“She persisted in a very determined, though very silent, disinclination for Bath; caught the first dim view of the extensive buildings, smoking in rain, without any wish of seeing them better; felt their progress through the streets to be, however disagreeable, yet too rapid; for who would be glad to see her when she arrived? Ann looked back, with fond regret, to the bustles of Uppercross and the seclusion of Kellynch.”1
Though it does not appear until half way through Jane Austen’s Persuasion, Bath serves as the setting in which Anne Elliot, the quiet and giving heroine, comes to a culmination of inward emotional turmoil and acceptance. Having been uprooted from her childhood home by her overspending and haughty family, and forced to spend months with her childlike younger sister in Uppercross where she encounters a spurned and still wounded former lover, Anne arrives in Bath detesting its wealthy culture and juvenile rules of class. She is scorned by her family for wanting to visit her sick school friend in the poorer side of town rather than be at the mercy of a distant royal relation; she is scolded by her mother-figure for not wanting to marry a rich and charming family friend. Anne spends her days wishing to be anywhere but the rainy and uninteresting ballrooms of her new home, until her rejected lover arrives whom she still silently loves and whom still silently loves her. In him, Anne ultimately finds her freedom from the confines of Bath and the confines of her own heart.

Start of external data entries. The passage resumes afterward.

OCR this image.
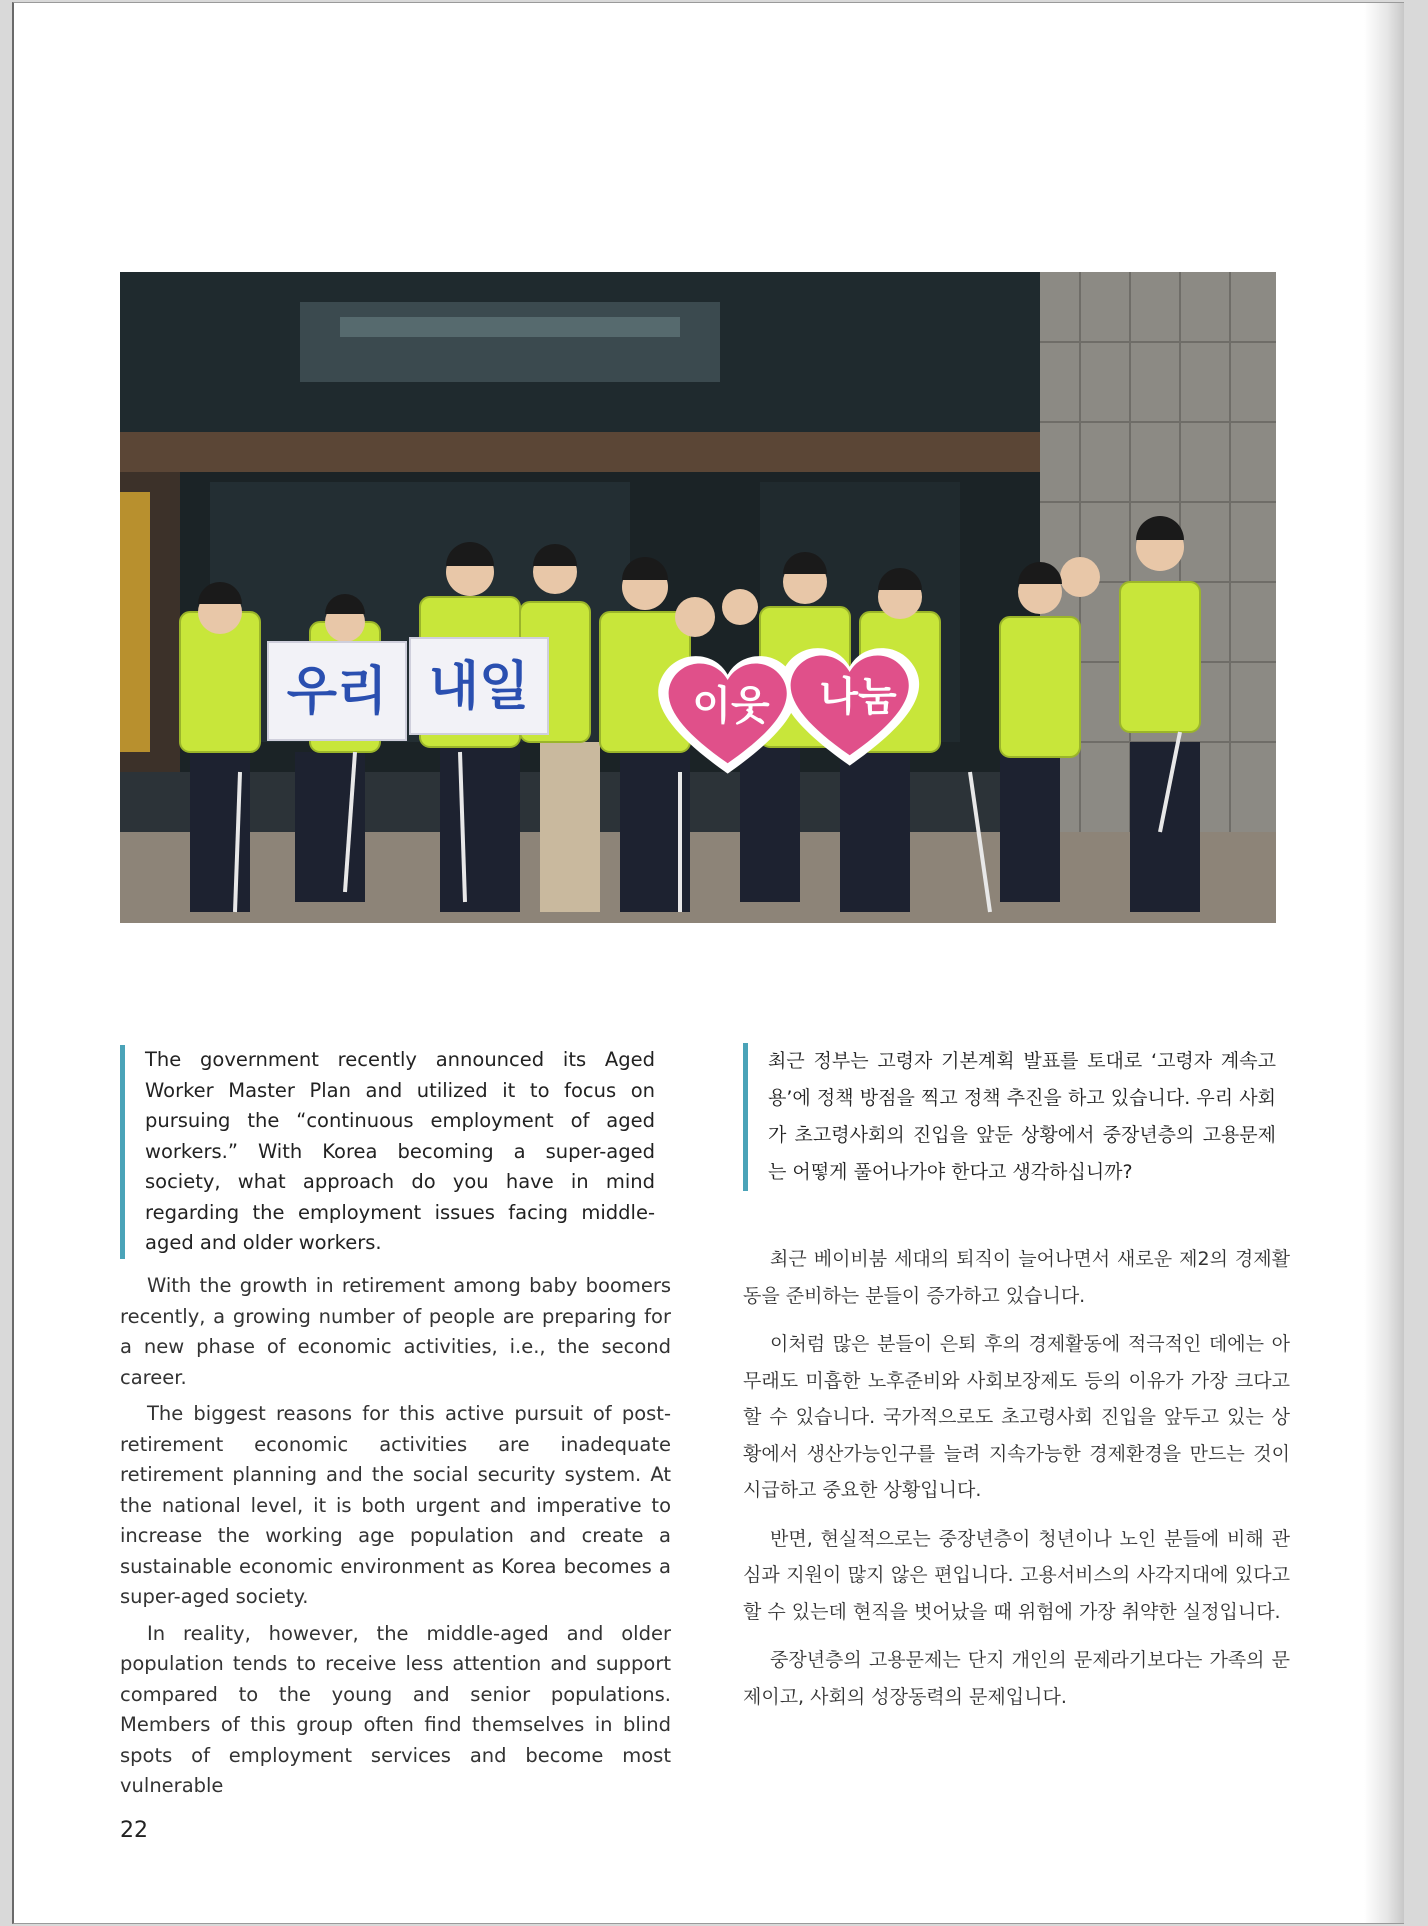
우리 내일	이웃 나눔
The government recently announced its Aged Worker Master Plan and utilized it to focus on pursuing the “continuous employment of aged workers.” With Korea becoming a super-aged society, what approach do you have in mind regarding the employment issues facing middle-aged and older workers.
최근 정부는 고령자 기본계획 발표를 토대로 ‘고령자 계속고용’에 정책 방점을 찍고 정책 추진을 하고 있습니다. 우리 사회가 초고령사회의 진입을 앞둔 상황에서 중장년층의 고용문제는 어떻게 풀어나가야 한다고 생각하십니까?

With the growth in retirement among baby boomers recently, a growing number of people are preparing for a new phase of economic activities, i.e., the second career.

The biggest reasons for this active pursuit of post-retirement economic activities are inadequate retirement planning and the social security system. At the national level, it is both urgent and imperative to increase the working age population and create a sustainable economic environment as Korea becomes a super-aged society.

In reality, however, the middle-aged and older population tends to receive less attention and support compared to the young and senior populations. Members of this group often find themselves in blind spots of employment services and become most vulnerable

최근 베이비붐 세대의 퇴직이 늘어나면서 새로운 제2의 경제활동을 준비하는 분들이 증가하고 있습니다.

이처럼 많은 분들이 은퇴 후의 경제활동에 적극적인 데에는 아무래도 미흡한 노후준비와 사회보장제도 등의 이유가 가장 크다고 할 수 있습니다. 국가적으로도 초고령사회 진입을 앞두고 있는 상황에서 생산가능인구를 늘려 지속가능한 경제환경을 만드는 것이 시급하고 중요한 상황입니다.

반면, 현실적으로는 중장년층이 청년이나 노인 분들에 비해 관심과 지원이 많지 않은 편입니다. 고용서비스의 사각지대에 있다고 할 수 있는데 현직을 벗어났을 때 위험에 가장 취약한 실정입니다.

중장년층의 고용문제는 단지 개인의 문제라기보다는 가족의 문제이고, 사회의 성장동력의 문제입니다.

22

Bath, a city in Somerset, England, was incredibly popular in Jane Austen’s time for its healing spas and plethora of entertainments for the wealthy and high class. In Persuasion, Austen utilizes the city’s wet and cloudy climate as a reverberation of her heroine’s emotions and attitudes toward the one-dimensional personalities of its people and amusements. While Bath was considered the center of fashion for many, including Anne’s family, Austen’s own negative experience living there colors the city as conceited and self-important, a considerable contrast to the beauty and peacefulness of the country.
1Austen, Jane. Persuasion. New York: Barnes & Noble, 2004. Print. Barnes & Noble Classics Ser.